— Par Yves-Léopold Monthieux —
La récente intervention de la police nationale pour dégager les locaux de la CTM occupés par des grévistes vient illustrer une réflexion que j’avais soumise aux lecteurs martiniquais en 2 ou 3 tribunes. Celles-ci m’avaient été inspirées par 2 déclarations de chefs de partis indépendantistes, le PALIMA et le MIM.
Alors que, autour de l’année 2000, les partis indépendantistes se ralliaient sans le dire à l’idée d’autonomie, Francis Carole déclarait qu’il n‘était pas possible d’envisager l’autonomie sans les pouvoirs de police et de justice. Ces propos avaient paru incohérents à certains. On pouvait également penser, de la part d’un indépendantiste, à une note de réserve destinée à atténuer son rétropédalage idéologique. Pour ma part, j’avais trouvé de la pertinence dans cette déclaration qui, par ailleurs, à l’aune de l’exemple de la région autonome de Catalogne, pouvait parfaitement se concevoir. En effet, la province autonome d’Espagne a sa propre police et sa propre justice.
La seconde déclaration, qui conforte la précédente, fut celle du président de la région Alfred Marie-Jeanne qui, alors que s’enlisait une grève sur le port, déclara à la télévision qu’il ne serait pas celui qui demanderait au préfet de donner de la troupe. En réalité, il ne pouvait pas mieux indiquer au représentant de l’Etat que l’heure de l’intervention policière était venue et que son accord lui était acquis. Mais c’était inévitablement reculer pour mieux sauter. Car quelques années plus tard, le président de la CTM fait appel à la police nationale pour évacuer l’hôtel de Plateau-Roy qui est le siège de la collectivité. Il en résulte un partage de la décision régalienne où le préfet se retrouve finalement le bras armé du vrai décisionnaire, le conseil exécutif et son chef.

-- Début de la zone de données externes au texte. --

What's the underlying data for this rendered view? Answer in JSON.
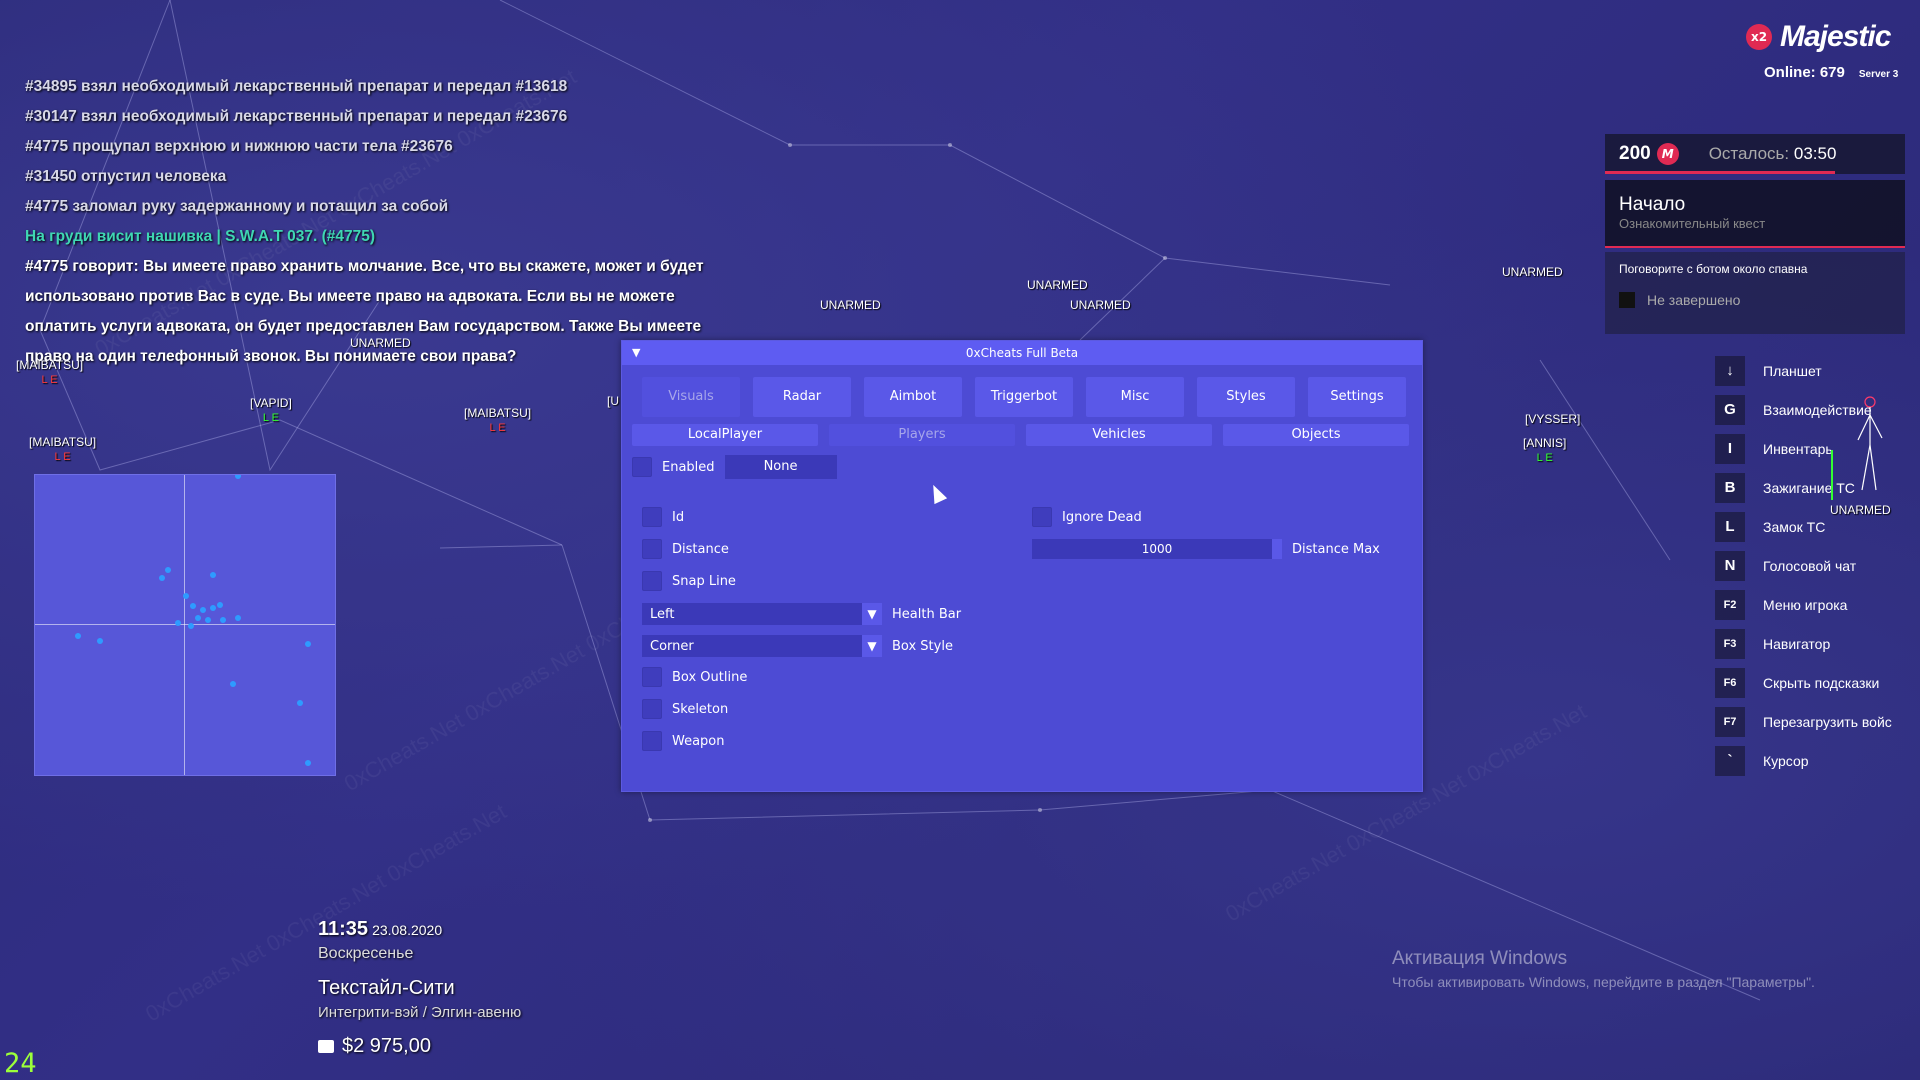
{
  "chat": {
    "lines": [
      "#34895 взял необходимый лекарственный препарат и передал #13618",
      "#30147 взял необходимый лекарственный препарат и передал #23676",
      "#4775 прощупал верхнюю и нижнюю части тела #23676",
      "#31450 отпустил человека",
      "#4775 заломал руку задержанному и потащил за собой"
    ],
    "teal_line": "На груди висит нашивка | S.W.A.T 037. (#4775)",
    "speech": "#4775 говорит: Вы имеете право хранить молчание. Все, что вы скажете, может и будет использовано против Вас в суде. Вы имеете право на адвоката. Если вы не можете оплатить услуги адвоката, он будет предоставлен Вам государством. Также Вы имеете право на один телефонный звонок. Вы понимаете свои права?"
  },
  "esp": {
    "unarmed": "UNARMED",
    "maibatsu": "[MAIBATSU]",
    "vapid": "[VAPID]",
    "vysser": "[VYSSER]",
    "annis": "[ANNIS]",
    "le": "L E",
    "u": "[U"
  },
  "menu": {
    "title": "0xCheats Full Beta",
    "tabs": [
      "Visuals",
      "Radar",
      "Aimbot",
      "Triggerbot",
      "Misc",
      "Styles",
      "Settings"
    ],
    "subtabs": [
      "LocalPlayer",
      "Players",
      "Vehicles",
      "Objects"
    ],
    "enabled_label": "Enabled",
    "none_button": "None",
    "id_label": "Id",
    "distance_label": "Distance",
    "snapline_label": "Snap Line",
    "healthbar_value": "Left",
    "healthbar_label": "Health Bar",
    "boxstyle_value": "Corner",
    "boxstyle_label": "Box Style",
    "boxoutline_label": "Box Outline",
    "skeleton_label": "Skeleton",
    "weapon_label": "Weapon",
    "ignoredead_label": "Ignore Dead",
    "distance_max_value": "1000",
    "distance_max_label": "Distance Max"
  },
  "hud": {
    "badge": "x2",
    "brand": "Majestic",
    "online": "Online: 679",
    "server": "Server 3",
    "points": "200",
    "points_icon": "M",
    "left_label": "Осталось:",
    "left_time": "03:50",
    "quest_title": "Начало",
    "quest_sub": "Ознакомительный квест",
    "quest_task": "Поговорите с ботом около спавна",
    "quest_status": "Не завершено"
  },
  "keys": [
    {
      "key": "↓",
      "label": "Планшет"
    },
    {
      "key": "G",
      "label": "Взаимодействие"
    },
    {
      "key": "I",
      "label": "Инвентарь"
    },
    {
      "key": "B",
      "label": "Зажигание ТС"
    },
    {
      "key": "L",
      "label": "Замок ТС"
    },
    {
      "key": "N",
      "label": "Голосовой чат"
    },
    {
      "key": "F2",
      "label": "Меню игрока"
    },
    {
      "key": "F3",
      "label": "Навигатор"
    },
    {
      "key": "F6",
      "label": "Скрыть подсказки"
    },
    {
      "key": "F7",
      "label": "Перезагрузить войс"
    },
    {
      "key": "`",
      "label": "Курсор"
    }
  ],
  "info": {
    "time": "11:35",
    "date": "23.08.2020",
    "day": "Воскресенье",
    "city": "Текстайл-Сити",
    "street": "Интегрити-вэй / Элгин-авеню",
    "money": "$2 975,00"
  },
  "fps": "24",
  "windows": {
    "title": "Активация Windows",
    "text": "Чтобы активировать Windows, перейдите в раздел \"Параметры\"."
  },
  "colors": {
    "accent": "#e02a53",
    "menu_bg": "#4d4bd4",
    "teal": "#3fd7b3",
    "fps": "#9cff3a"
  }
}
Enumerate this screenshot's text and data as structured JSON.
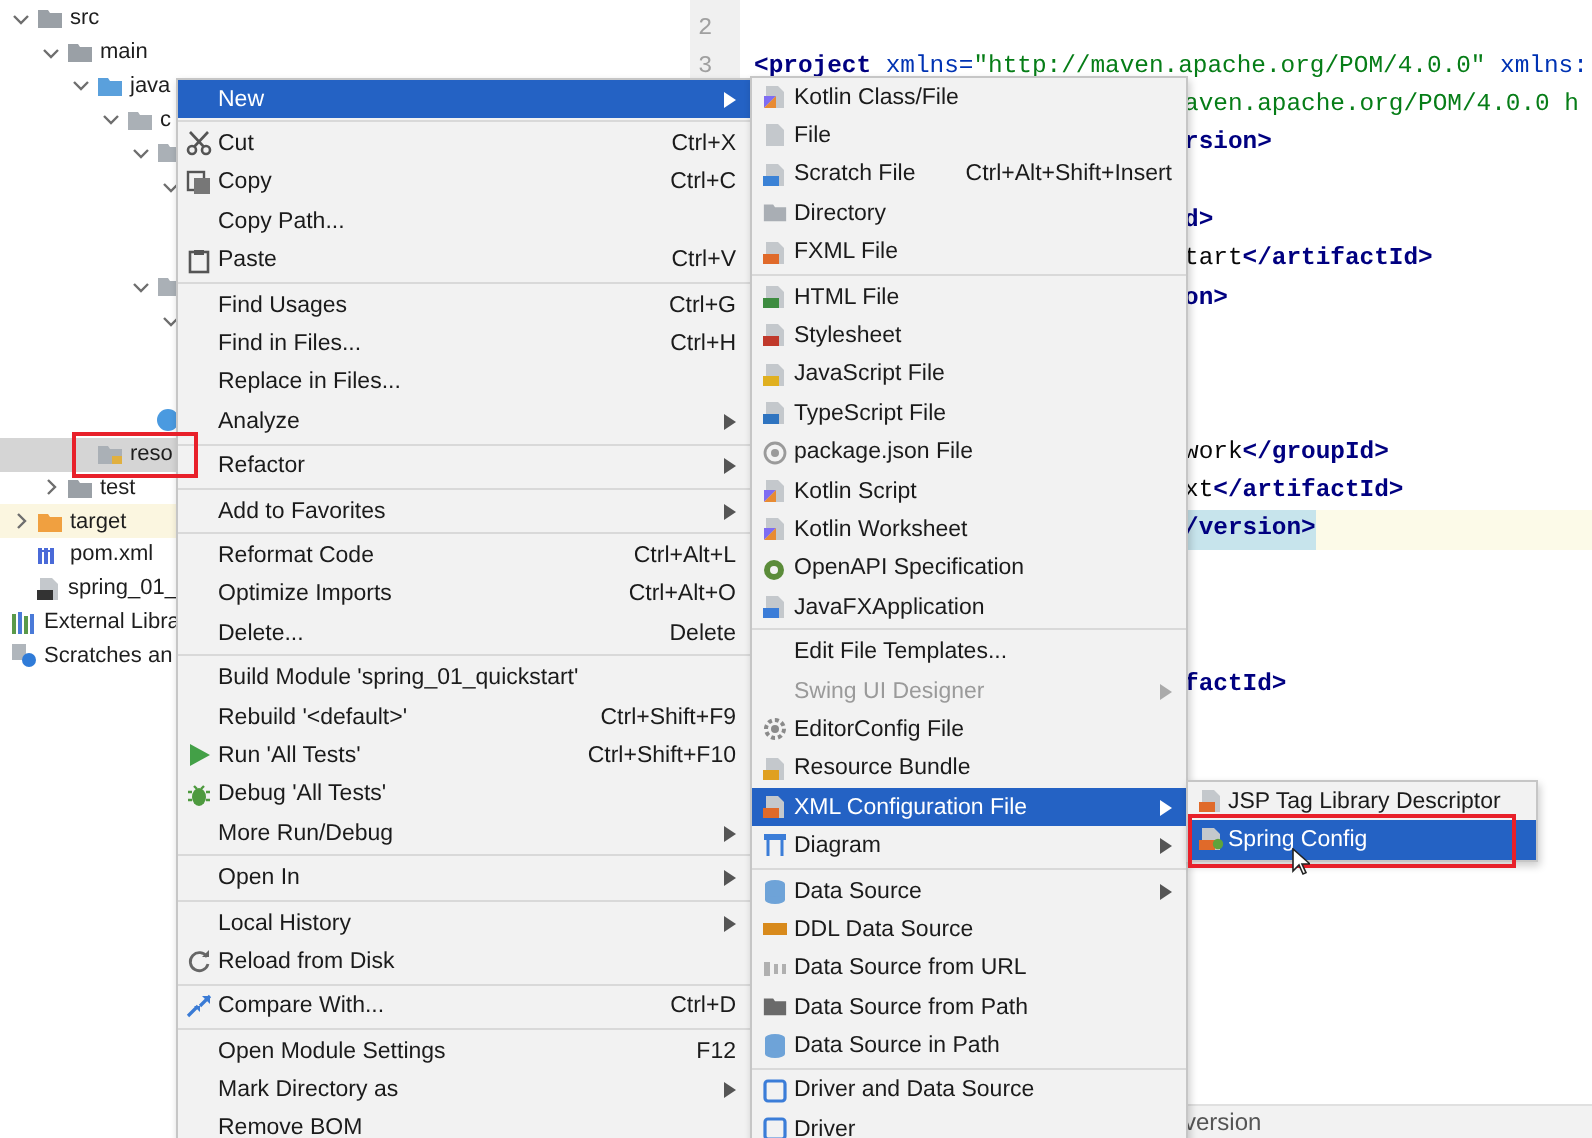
{
  "project_tree": [
    {
      "label": "src",
      "kind": "folder",
      "expanded": true,
      "selected": false,
      "highlighted": false,
      "children": [
        {
          "label": "main",
          "kind": "folder",
          "expanded": true,
          "selected": false,
          "highlighted": false,
          "children": [
            {
              "label": "java",
              "kind": "source-folder",
              "expanded": true,
              "selected": false,
              "highlighted": false,
              "children": [
                {
                  "label": "c",
                  "kind": "package",
                  "expanded": true,
                  "selected": false,
                  "highlighted": false,
                  "children": [
                    {
                      "kind": "package",
                      "expanded": true,
                      "selected": false,
                      "highlighted": false,
                      "children": [
                        {
                          "expanded": true,
                          "selected": false,
                          "highlighted": false,
                          "children": [
                            {
                              "selected": false,
                              "highlighted": false
                            },
                            {
                              "selected": false,
                              "highlighted": false
                            }
                          ]
                        }
                      ]
                    },
                    {
                      "kind": "package",
                      "expanded": true,
                      "selected": false,
                      "highlighted": false,
                      "children": [
                        {
                          "expanded": true,
                          "selected": false,
                          "highlighted": false,
                          "children": [
                            {
                              "selected": false,
                              "highlighted": false
                            },
                            {
                              "selected": false,
                              "highlighted": false
                            }
                          ]
                        }
                      ]
                    },
                    {
                      "kind": "class",
                      "selected": false,
                      "highlighted": false
                    }
                  ]
                }
              ]
            },
            {
              "label": "reso",
              "kind": "resource-folder",
              "selected": true,
              "highlighted": false
            }
          ]
        },
        {
          "label": "test",
          "kind": "folder",
          "expanded": false,
          "selected": false,
          "highlighted": false
        }
      ]
    },
    {
      "label": "target",
      "kind": "excluded-folder",
      "expanded": false,
      "selected": false,
      "highlighted": true
    },
    {
      "label": "pom.xml",
      "kind": "maven-file",
      "selected": false,
      "highlighted": false
    },
    {
      "label": "spring_01_",
      "kind": "module-file",
      "selected": false,
      "highlighted": false
    },
    {
      "label": "External Libra",
      "kind": "libraries",
      "selected": false,
      "highlighted": false
    },
    {
      "label": "Scratches an",
      "kind": "scratches",
      "selected": false,
      "highlighted": false
    }
  ],
  "editor": {
    "lines": [
      {
        "number": "2",
        "current": false,
        "kind": "blank"
      },
      {
        "number": "3",
        "current": false,
        "kind": "full",
        "segments": [
          {
            "text": "<project",
            "kind": "tag"
          },
          {
            "text": " xmlns=",
            "kind": "attr"
          },
          {
            "text": "\"http://maven.apache.org/POM/4.0.0\"",
            "kind": "string"
          },
          {
            "text": " xmlns:",
            "kind": "attr"
          }
        ]
      },
      {
        "current": false,
        "kind": "fragment",
        "segments": [
          {
            "text": "aven.apache.org/POM/4.0.0 h",
            "kind": "string"
          }
        ]
      },
      {
        "current": false,
        "kind": "fragment",
        "segments": [
          {
            "text": "rsion>",
            "kind": "tag"
          }
        ]
      },
      {
        "current": false,
        "kind": "blank"
      },
      {
        "current": false,
        "kind": "fragment",
        "segments": [
          {
            "text": "d>",
            "kind": "tag"
          }
        ]
      },
      {
        "current": false,
        "kind": "fragment",
        "segments": [
          {
            "text": "tart",
            "kind": "text"
          },
          {
            "text": "</artifactId>",
            "kind": "tag"
          }
        ]
      },
      {
        "current": false,
        "kind": "fragment",
        "segments": [
          {
            "text": "on>",
            "kind": "tag"
          }
        ]
      },
      {
        "current": false,
        "kind": "blank"
      },
      {
        "current": false,
        "kind": "blank"
      },
      {
        "current": false,
        "kind": "blank"
      },
      {
        "current": false,
        "kind": "fragment",
        "segments": [
          {
            "text": "work",
            "kind": "text"
          },
          {
            "text": "</groupId>",
            "kind": "tag"
          }
        ]
      },
      {
        "current": false,
        "kind": "fragment",
        "segments": [
          {
            "text": "xt",
            "kind": "text"
          },
          {
            "text": "</artifactId>",
            "kind": "tag"
          }
        ]
      },
      {
        "current": true,
        "kind": "fragment",
        "segments": [
          {
            "text": "/version>",
            "kind": "tag",
            "highlighted": true
          }
        ]
      },
      {
        "current": false,
        "kind": "blank"
      },
      {
        "current": false,
        "kind": "blank"
      },
      {
        "current": false,
        "kind": "blank"
      },
      {
        "current": false,
        "kind": "fragment",
        "segments": [
          {
            "text": "factId>",
            "kind": "tag"
          }
        ]
      }
    ],
    "breadcrumb": "version"
  },
  "context_menu": {
    "items": [
      {
        "kind": "item",
        "label": "New",
        "submenu": true,
        "selected": true
      },
      {
        "kind": "separator"
      },
      {
        "kind": "item",
        "label": "Cut",
        "shortcut": "Ctrl+X",
        "selected": false
      },
      {
        "kind": "item",
        "label": "Copy",
        "shortcut": "Ctrl+C",
        "selected": false
      },
      {
        "kind": "item",
        "label": "Copy Path...",
        "selected": false
      },
      {
        "kind": "item",
        "label": "Paste",
        "shortcut": "Ctrl+V",
        "selected": false
      },
      {
        "kind": "separator"
      },
      {
        "kind": "item",
        "label": "Find Usages",
        "shortcut": "Ctrl+G",
        "selected": false
      },
      {
        "kind": "item",
        "label": "Find in Files...",
        "shortcut": "Ctrl+H",
        "selected": false
      },
      {
        "kind": "item",
        "label": "Replace in Files...",
        "selected": false
      },
      {
        "kind": "item",
        "label": "Analyze",
        "submenu": true,
        "selected": false
      },
      {
        "kind": "separator"
      },
      {
        "kind": "item",
        "label": "Refactor",
        "submenu": true,
        "selected": false
      },
      {
        "kind": "separator"
      },
      {
        "kind": "item",
        "label": "Add to Favorites",
        "submenu": true,
        "selected": false
      },
      {
        "kind": "separator"
      },
      {
        "kind": "item",
        "label": "Reformat Code",
        "shortcut": "Ctrl+Alt+L",
        "selected": false
      },
      {
        "kind": "item",
        "label": "Optimize Imports",
        "shortcut": "Ctrl+Alt+O",
        "selected": false
      },
      {
        "kind": "item",
        "label": "Delete...",
        "shortcut": "Delete",
        "selected": false
      },
      {
        "kind": "separator"
      },
      {
        "kind": "item",
        "label": "Build Module 'spring_01_quickstart'",
        "selected": false
      },
      {
        "kind": "item",
        "label": "Rebuild '<default>'",
        "shortcut": "Ctrl+Shift+F9",
        "selected": false
      },
      {
        "kind": "item",
        "label": "Run 'All Tests'",
        "shortcut": "Ctrl+Shift+F10",
        "selected": false
      },
      {
        "kind": "item",
        "label": "Debug 'All Tests'",
        "selected": false
      },
      {
        "kind": "item",
        "label": "More Run/Debug",
        "submenu": true,
        "selected": false
      },
      {
        "kind": "separator"
      },
      {
        "kind": "item",
        "label": "Open In",
        "submenu": true,
        "selected": false
      },
      {
        "kind": "separator"
      },
      {
        "kind": "item",
        "label": "Local History",
        "submenu": true,
        "selected": false
      },
      {
        "kind": "item",
        "label": "Reload from Disk",
        "selected": false
      },
      {
        "kind": "separator"
      },
      {
        "kind": "item",
        "label": "Compare With...",
        "shortcut": "Ctrl+D",
        "selected": false
      },
      {
        "kind": "separator"
      },
      {
        "kind": "item",
        "label": "Open Module Settings",
        "shortcut": "F12",
        "selected": false
      },
      {
        "kind": "item",
        "label": "Mark Directory as",
        "submenu": true,
        "selected": false
      },
      {
        "kind": "item",
        "label": "Remove BOM",
        "selected": false
      }
    ]
  },
  "new_submenu": {
    "items": [
      {
        "kind": "item",
        "label": "Kotlin Class/File",
        "selected": false
      },
      {
        "kind": "item",
        "label": "File",
        "selected": false
      },
      {
        "kind": "item",
        "label": "Scratch File",
        "shortcut": "Ctrl+Alt+Shift+Insert",
        "selected": false
      },
      {
        "kind": "item",
        "label": "Directory",
        "selected": false
      },
      {
        "kind": "item",
        "label": "FXML File",
        "selected": false
      },
      {
        "kind": "separator"
      },
      {
        "kind": "item",
        "label": "HTML File",
        "selected": false
      },
      {
        "kind": "item",
        "label": "Stylesheet",
        "selected": false
      },
      {
        "kind": "item",
        "label": "JavaScript File",
        "selected": false
      },
      {
        "kind": "item",
        "label": "TypeScript File",
        "selected": false
      },
      {
        "kind": "item",
        "label": "package.json File",
        "selected": false
      },
      {
        "kind": "item",
        "label": "Kotlin Script",
        "selected": false
      },
      {
        "kind": "item",
        "label": "Kotlin Worksheet",
        "selected": false
      },
      {
        "kind": "item",
        "label": "OpenAPI Specification",
        "selected": false
      },
      {
        "kind": "item",
        "label": "JavaFXApplication",
        "selected": false
      },
      {
        "kind": "separator"
      },
      {
        "kind": "item",
        "label": "Edit File Templates...",
        "selected": false
      },
      {
        "kind": "item",
        "label": "Swing UI Designer",
        "submenu": true,
        "disabled": true,
        "selected": false
      },
      {
        "kind": "item",
        "label": "EditorConfig File",
        "selected": false
      },
      {
        "kind": "item",
        "label": "Resource Bundle",
        "selected": false
      },
      {
        "kind": "item",
        "label": "XML Configuration File",
        "submenu": true,
        "selected": true
      },
      {
        "kind": "item",
        "label": "Diagram",
        "submenu": true,
        "selected": false
      },
      {
        "kind": "separator"
      },
      {
        "kind": "item",
        "label": "Data Source",
        "submenu": true,
        "selected": false
      },
      {
        "kind": "item",
        "label": "DDL Data Source",
        "selected": false
      },
      {
        "kind": "item",
        "label": "Data Source from URL",
        "selected": false
      },
      {
        "kind": "item",
        "label": "Data Source from Path",
        "selected": false
      },
      {
        "kind": "item",
        "label": "Data Source in Path",
        "selected": false
      },
      {
        "kind": "separator"
      },
      {
        "kind": "item",
        "label": "Driver and Data Source",
        "selected": false
      },
      {
        "kind": "item",
        "label": "Driver",
        "selected": false
      }
    ]
  },
  "xml_submenu": {
    "items": [
      {
        "kind": "item",
        "label": "JSP Tag Library Descriptor",
        "selected": false
      },
      {
        "kind": "item",
        "label": "Spring Config",
        "selected": true
      }
    ]
  }
}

Se pose alors la question de savoir si peut longtemps prospérer un système politique où l’autorité politique qui déclenche des désordres par une décision contestée n’en est pas responsable des conséquences et n’est pas celle qui doit rétablir l’ordre. On ne peut nier que si cette évolution devait se poursuivre, les accusations de colonialisme ne manqueraient pas de s’accentuer contre l’Etat et le préfet, ramenés à leur fonction régalienne de maintien de l’ordre « colonial ». Cependant, même s’il ne peut pas dans les faits donner de la troupe qu’avec l’accord du « président de Martinique », sa casquette régalienne de bouc-émissaire est précieuse pour le pouvoir local.
De sorte que la tendance du moment est de faire appel au préfet pour le moindre souci domestique, les uns oubliant que lors de la dernière réforme statutaire, ils avaient demandé à grands cris sa disparition. Soucieux de ne pas se faire piéger, le représentant de l’Etat ne peut pas ignorer que ceux qui réclament son aide sont parfois les mêmes qui alimentent les désordres, en sous-main ou ouvertement.